Fabio Motta/stadão
Fabio Motta/stadão

Gol tem prejuízo, mas melhora resultado operacional

Desempenho foi bem recebido pelo mercado e fez os papéis da companhia aérea fecharem o dia com alta de 6,29%

Luciana Dyniewicz, O Estado de S.Paulo

09 Agosto 2017 | 23h08

Apesar de ter registrado um prejuízo líquido de R$ 406,3 milhões no segundo trimestre de 2017, revertendo o lucro de R$ 309,5 milhões no mesmo período do ano passado, a Gol apresentou melhoras em seu resultado operacional. Esse desempenho foi bem recebido pelo mercado e fez os papéis da companhia aérea fecharem o dia com alta de 6,29%.

A geração de caixa operacional em R$ 504 milhões e o lucro operacional (que exclui despesas financeiras) em R$ 25,4 milhões se destacaram entre os indicadores.
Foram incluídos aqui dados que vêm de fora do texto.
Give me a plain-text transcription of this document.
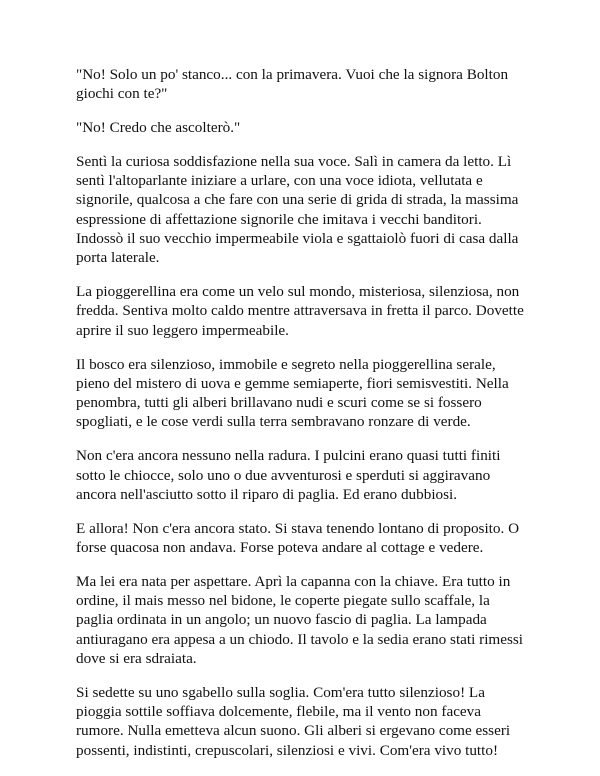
"No! Solo un po' stanco... con la primavera. Vuoi che la signora Bolton giochi con te?"

"No! Credo che ascolterò."

Sentì la curiosa soddisfazione nella sua voce. Salì in camera da letto. Lì sentì l'altoparlante iniziare a urlare, con una voce idiota, vellutata e signorile, qualcosa a che fare con una serie di grida di strada, la massima espressione di affettazione signorile che imitava i vecchi banditori. Indossò il suo vecchio impermeabile viola e sgattaiolò fuori di casa dalla porta laterale.

La pioggerellina era come un velo sul mondo, misteriosa, silenziosa, non fredda. Sentiva molto caldo mentre attraversava in fretta il parco. Dovette aprire il suo leggero impermeabile.

Il bosco era silenzioso, immobile e segreto nella pioggerellina serale, pieno del mistero di uova e gemme semiaperte, fiori semisvestiti. Nella penombra, tutti gli alberi brillavano nudi e scuri come se si fossero spogliati, e le cose verdi sulla terra sembravano ronzare di verde.

Non c'era ancora nessuno nella radura. I pulcini erano quasi tutti finiti sotto le chiocce, solo uno o due avventurosi e sperduti si aggiravano ancora nell'asciutto sotto il riparo di paglia. Ed erano dubbiosi.

E allora! Non c'era ancora stato. Si stava tenendo lontano di proposito. O forse quacosa non andava. Forse poteva andare al cottage e vedere.

Ma lei era nata per aspettare. Aprì la capanna con la chiave. Era tutto in ordine, il mais messo nel bidone, le coperte piegate sullo scaffale, la paglia ordinata in un angolo; un nuovo fascio di paglia. La lampada antiuragano era appesa a un chiodo. Il tavolo e la sedia erano stati rimessi dove si era sdraiata.

Si sedette su uno sgabello sulla soglia. Com'era tutto silenzioso! La pioggia sottile soffiava dolcemente, flebile, ma il vento non faceva rumore. Nulla emetteva alcun suono. Gli alberi si ergevano come esseri possenti, indistinti, crepuscolari, silenziosi e vivi. Com'era vivo tutto!
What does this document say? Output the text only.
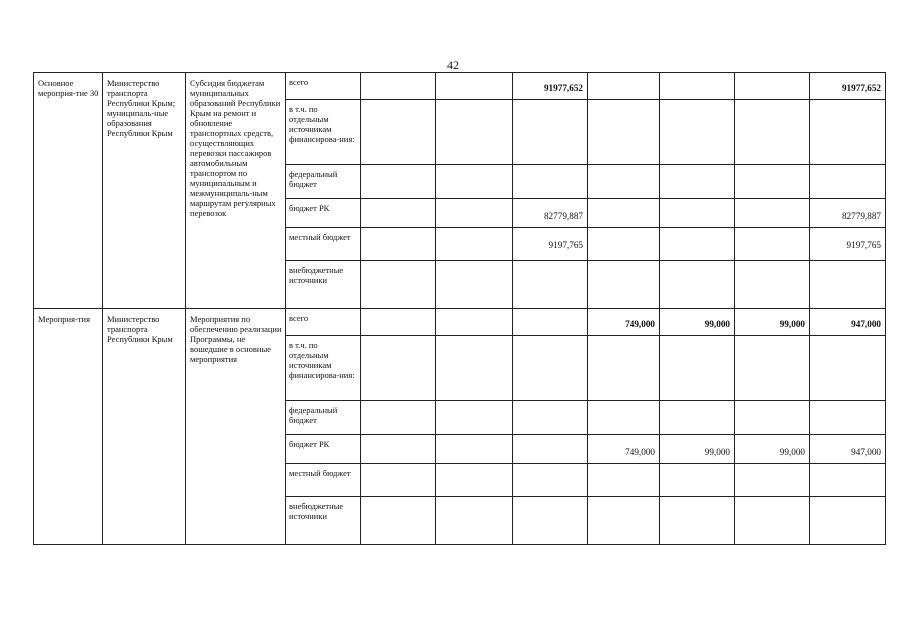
42
Основное мероприя-тие 30	Министерство транспорта Республики Крым; муниципаль-ные образования Республики Крым	Субсидия бюджетам муниципальных образований Республики Крым на ремонт и обновление транспортных средств, осуществляющих перевозки пассажиров автомобильным транспортом по муниципальным и межмуниципаль-ным маршрутам регулярных перевозок	всего			91977,652				91977,652

			в т.ч. по отдельным источникам финансирова-ния:							

			федеральный бюджет							

			бюджет РК			82779,887				82779,887

			местный бюджет			9197,765				9197,765

			внебюджетные источники							

Мероприя-тия	Министерство транспорта Республики Крым	Мероприятия по обеспечению реализации Программы, не вошедшие в основные мероприятия	всего				749,000	99,000	99,000	947,000

			в т.ч. по отдельным источникам финансирова-ния:							

			федеральный бюджет							

			бюджет РК				749,000	99,000	99,000	947,000

			местный бюджет							

			внебюджетные источники							
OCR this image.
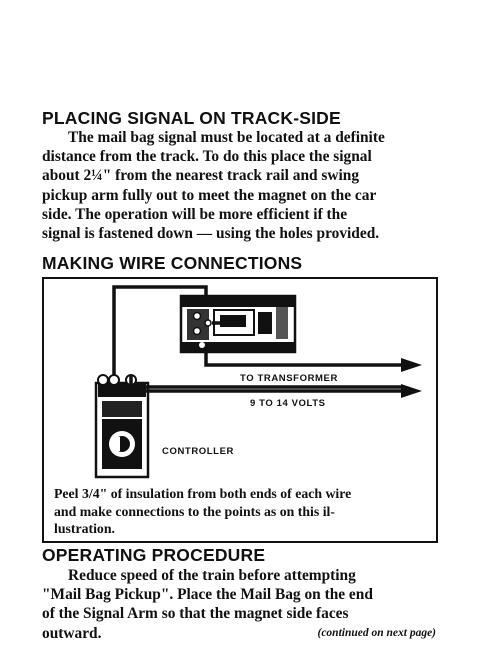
PLACING SIGNAL ON TRACK-SIDE
The mail bag signal must be located at a definite
distance from the track. To do this place the signal
about 2¼" from the nearest track rail and swing
pickup arm fully out to meet the magnet on the car
side. The operation will be more efficient if the
signal is fastened down — using the holes provided.
MAKING WIRE CONNECTIONS
TO TRANSFORMER
9 TO 14 VOLTS
CONTROLLER
Peel 3/4" of insulation from both ends of each wire
and make connections to the points as on this il-
lustration.
OPERATING PROCEDURE
Reduce speed of the train before attempting
"Mail Bag Pickup". Place the Mail Bag on the end
of the Signal Arm so that the magnet side faces
outward.	(continued on next page)
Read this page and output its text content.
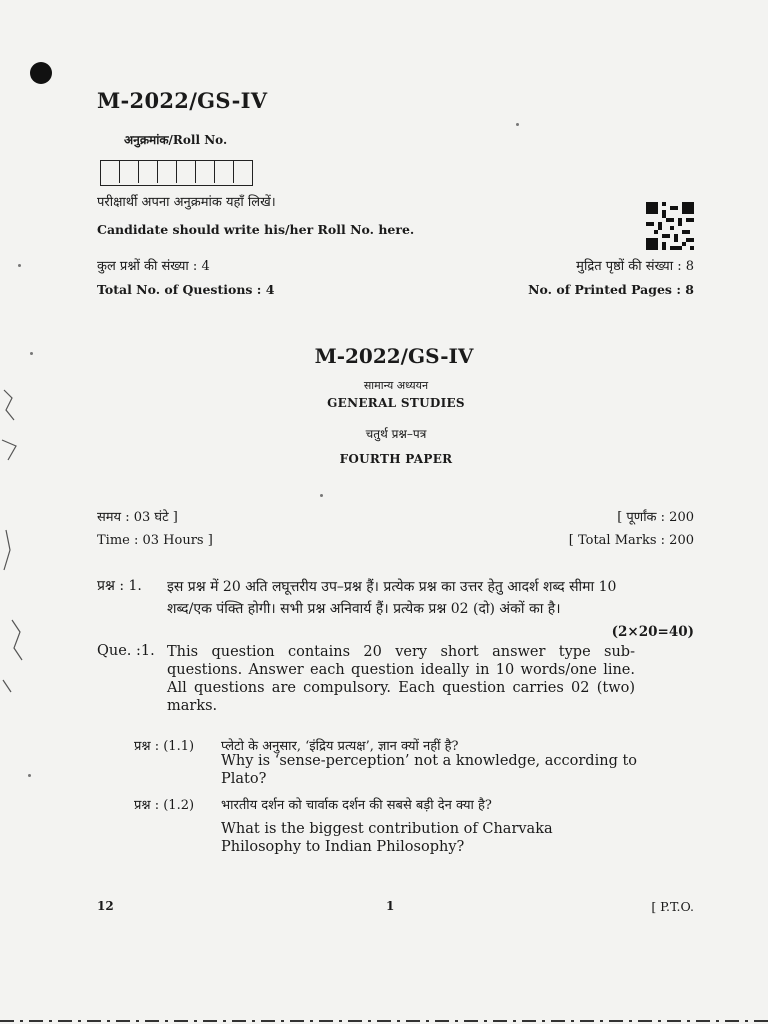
M-2022/GS-IV
अनुक्रमांक/Roll No.
परीक्षार्थी अपना अनुक्रमांक यहाँ लिखें।
Candidate should write his/her Roll No. here.
कुल प्रश्नों की संख्या : 4
Total No. of Questions : 4
मुद्रित पृष्ठों की संख्या : 8
No. of Printed Pages : 8
M-2022/GS-IV
सामान्य अध्ययन
GENERAL STUDIES
चतुर्थ प्रश्न–पत्र
FOURTH PAPER
समय : 03 घंटे ]
Time : 03 Hours ]
[ पूर्णांक : 200
[ Total Marks : 200
प्रश्न : 1. इस प्रश्न में 20 अति लघूत्तरीय उप–प्रश्न हैं। प्रत्येक प्रश्न का उत्तर हेतु आदर्श शब्द सीमा 10 शब्द/एक पंक्ति होगी। सभी प्रश्न अनिवार्य हैं। प्रत्येक प्रश्न 02 (दो) अंकों का है।
(2×20=40)
Que. :1. This question contains 20 very short answer type sub-questions. Answer each question ideally in 10 words/one line. All questions are compulsory. Each question carries 02 (two) marks.
प्रश्न : (1.1) प्लेटो के अनुसार, ‘इंद्रिय प्रत्यक्ष’, ज्ञान क्यों नहीं है?
Why is ‘sense-perception’ not a knowledge, according to Plato?
प्रश्न : (1.2) भारतीय दर्शन को चार्वाक दर्शन की सबसे बड़ी देन क्या है?
What is the biggest contribution of Charvaka Philosophy to Indian Philosophy?
12	1	[ P.T.O.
No segundo trimestre do ano passado, eles haviam ficado em R$ 103,1 milhões negativos e R$ 171,4 milhões negativos, respectivamente. Segundo analistas, a melhora nesses números indica que a estratégia de redução de oferta adotada pela empresa tem tido sucesso – só neste ano, a Gol diminuiu sua frota de 121 para 115 aeronaves.

“No atual contexto, o resultado veio bom. Os investidores estavam preocupados com o equilíbrio de caixa”, disse o especialista no setor aéreo André Castellini, sócio da consultoria Bain & Company.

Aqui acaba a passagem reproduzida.